The Apostle Paul wrote to his young friend Timothy and said, “As for the rich in this present age, charge them not to be haughty, nor to set their hopes on the uncertainty of riches, but on God, who richly provides us with everything to enjoy.  They are to do good, to be rich in good works, to be generous and ready to share, thus storing up treasure for themselves as a good foundation for the future so that they may take hold of that which is truly life.” (1 Timothy 6:17 – 19ESV)  Over the next couple of days I hope to break these verses down to help us understand how to live a generous life.

“As for the rich in this present age” Some of us read that and say, “Well, that leaves me out.  I’m certainly not rich. But, my neighbor you should see the car he drives!  He must be loaded!”  I get that.  I really do, because we often define “rich” as anyone who has more than us.  But, the reality is that being rich simply means we have more than we need.

The temptation is for me to describe “rich” as being able to afford what I want instead of being able to afford what I need.  That typically leads to “rich” always being the other guy. “Rich” is the other guy with better job.  “Rich” is the other woman with a nicer home.  “Rich” is the one with the bigger bank account.  This all leads to “rich” rarely being us.  And, that’s one of the biggest challenges facing those of us who have more than we need we lose our ability to recognize how blessed we truly are.   Money has a unique ability to blind us to what we have and can cause us to see only what we don’t have.

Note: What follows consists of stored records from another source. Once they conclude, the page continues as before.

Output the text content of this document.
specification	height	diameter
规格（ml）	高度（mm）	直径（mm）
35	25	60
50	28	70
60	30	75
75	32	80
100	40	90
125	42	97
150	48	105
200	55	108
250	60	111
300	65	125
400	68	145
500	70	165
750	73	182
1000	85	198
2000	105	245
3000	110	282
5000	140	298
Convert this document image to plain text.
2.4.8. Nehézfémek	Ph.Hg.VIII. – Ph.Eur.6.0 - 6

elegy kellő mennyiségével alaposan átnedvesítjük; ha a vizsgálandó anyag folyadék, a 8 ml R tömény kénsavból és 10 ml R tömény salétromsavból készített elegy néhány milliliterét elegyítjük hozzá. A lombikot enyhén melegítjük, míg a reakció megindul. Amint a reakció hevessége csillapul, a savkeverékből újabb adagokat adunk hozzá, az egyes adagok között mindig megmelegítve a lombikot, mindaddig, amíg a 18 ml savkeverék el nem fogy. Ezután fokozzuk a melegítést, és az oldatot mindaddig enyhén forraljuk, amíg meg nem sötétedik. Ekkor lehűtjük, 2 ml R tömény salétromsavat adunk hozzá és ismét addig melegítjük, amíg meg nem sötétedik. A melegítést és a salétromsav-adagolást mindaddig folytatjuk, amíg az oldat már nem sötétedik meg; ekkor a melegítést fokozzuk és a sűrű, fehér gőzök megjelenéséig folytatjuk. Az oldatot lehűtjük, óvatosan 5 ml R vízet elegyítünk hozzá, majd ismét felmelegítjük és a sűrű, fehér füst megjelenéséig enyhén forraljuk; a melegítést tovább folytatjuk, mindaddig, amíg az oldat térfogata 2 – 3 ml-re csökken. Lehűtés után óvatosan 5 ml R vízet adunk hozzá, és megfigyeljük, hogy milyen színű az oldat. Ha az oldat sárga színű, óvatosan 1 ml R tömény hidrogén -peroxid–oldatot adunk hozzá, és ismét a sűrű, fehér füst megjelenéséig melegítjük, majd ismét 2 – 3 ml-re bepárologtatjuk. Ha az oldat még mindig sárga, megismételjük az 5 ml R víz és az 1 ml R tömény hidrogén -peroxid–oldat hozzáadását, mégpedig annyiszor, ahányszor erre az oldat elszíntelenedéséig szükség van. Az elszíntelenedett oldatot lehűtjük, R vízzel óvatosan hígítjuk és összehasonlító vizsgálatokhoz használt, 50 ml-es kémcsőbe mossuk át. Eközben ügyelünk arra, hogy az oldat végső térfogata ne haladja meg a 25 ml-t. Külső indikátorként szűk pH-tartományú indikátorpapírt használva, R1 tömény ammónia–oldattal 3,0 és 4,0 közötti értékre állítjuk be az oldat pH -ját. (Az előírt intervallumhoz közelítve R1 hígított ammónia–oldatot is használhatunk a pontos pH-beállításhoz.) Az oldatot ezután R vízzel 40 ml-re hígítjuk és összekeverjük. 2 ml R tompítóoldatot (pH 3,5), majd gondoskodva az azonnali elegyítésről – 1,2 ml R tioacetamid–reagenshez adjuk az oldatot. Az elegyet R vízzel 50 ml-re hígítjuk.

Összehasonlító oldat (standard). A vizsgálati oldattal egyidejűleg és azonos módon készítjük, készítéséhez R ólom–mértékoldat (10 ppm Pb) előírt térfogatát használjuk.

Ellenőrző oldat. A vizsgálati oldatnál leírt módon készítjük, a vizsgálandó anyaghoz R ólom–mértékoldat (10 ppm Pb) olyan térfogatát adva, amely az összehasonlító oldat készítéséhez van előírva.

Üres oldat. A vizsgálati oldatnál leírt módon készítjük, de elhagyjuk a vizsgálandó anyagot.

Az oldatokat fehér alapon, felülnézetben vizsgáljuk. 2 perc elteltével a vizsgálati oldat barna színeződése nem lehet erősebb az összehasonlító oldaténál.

I think this is just one of the reasons why Jesus talks more about greed than He does sex.  Money has the unique ability to blind us to its effects.  For example, if Wikipedia is correct, the county I live in (Howard County) is the 3rd wealthiest county in America with a median income of nearly $109,000.   So, I live in the 3rd wealthiest county in America.  I’m surrounded by wealth and affluence every day. Yet, I find that I rarely even entertain the possibility that I myself may be materialistic because all I have to do is know one other person who is greedy to cause me not to consider myself to be. Greed blinds us in a way other sins do not. (Keller) It blinds us to what we have.  It causes us to see what we don’t have and then it hides itself in our heart.  This means I’m always more willing to point out greed in another person’s life than I am my own. 

But, the Word of God reminds me that I am more like the greedy and materialistic person I’m pointing my finger at than unlike them.  As a sinner, it’s always more fun to point the finger at someone else’s sin because this will always keep me from having to deal with my own.  And, this is exactly what Paul says money can do to us in 1 Timothy 6:17 – 19.  Paul said that money can make me “haughty.”  Haughty that’s not a word we use much anymore.  Sometimes I call my wife a “hotty,” but when I looked it up in the Greek, it’s not the same thing.  “Haughty” means to be arrogant.  So, we’re told that one of the impacts of money is that it can make us arrogant.  In relation to money, I think the ultimate arrogance is to say that I am above materialism happening to me. I have no problem pointing out a greedy person until I have to look in the mirror.  Greed hides itself and we can never think we’re above it happening to us.

This is why I’m desperate for grace.  God uses His grace to shine light on what I cannot see and exposes what He desires to transform.  And, this exposure is not a form of punishment but rather rescue.  Greed will hold me captive to the worst this world has to offer.  So, God  “dispels our self-inflicted darkness because He knows that we cannot grieve what we do not see, we cannot confess what we have not grieved, and we cannot turn from what we haven’t confessed.”  (Tripp)


Living a generous life has to start by simply asking God to reveal what is in our heart because “wherever your treasure is, there the desires of your heart will be also.” (Matthew 6:21)  If any form of greed or selfishness is revealed, don’t think that God wants to punish you for it.  Rather, He wants to rescue you from it and continue His work of transformation in your life.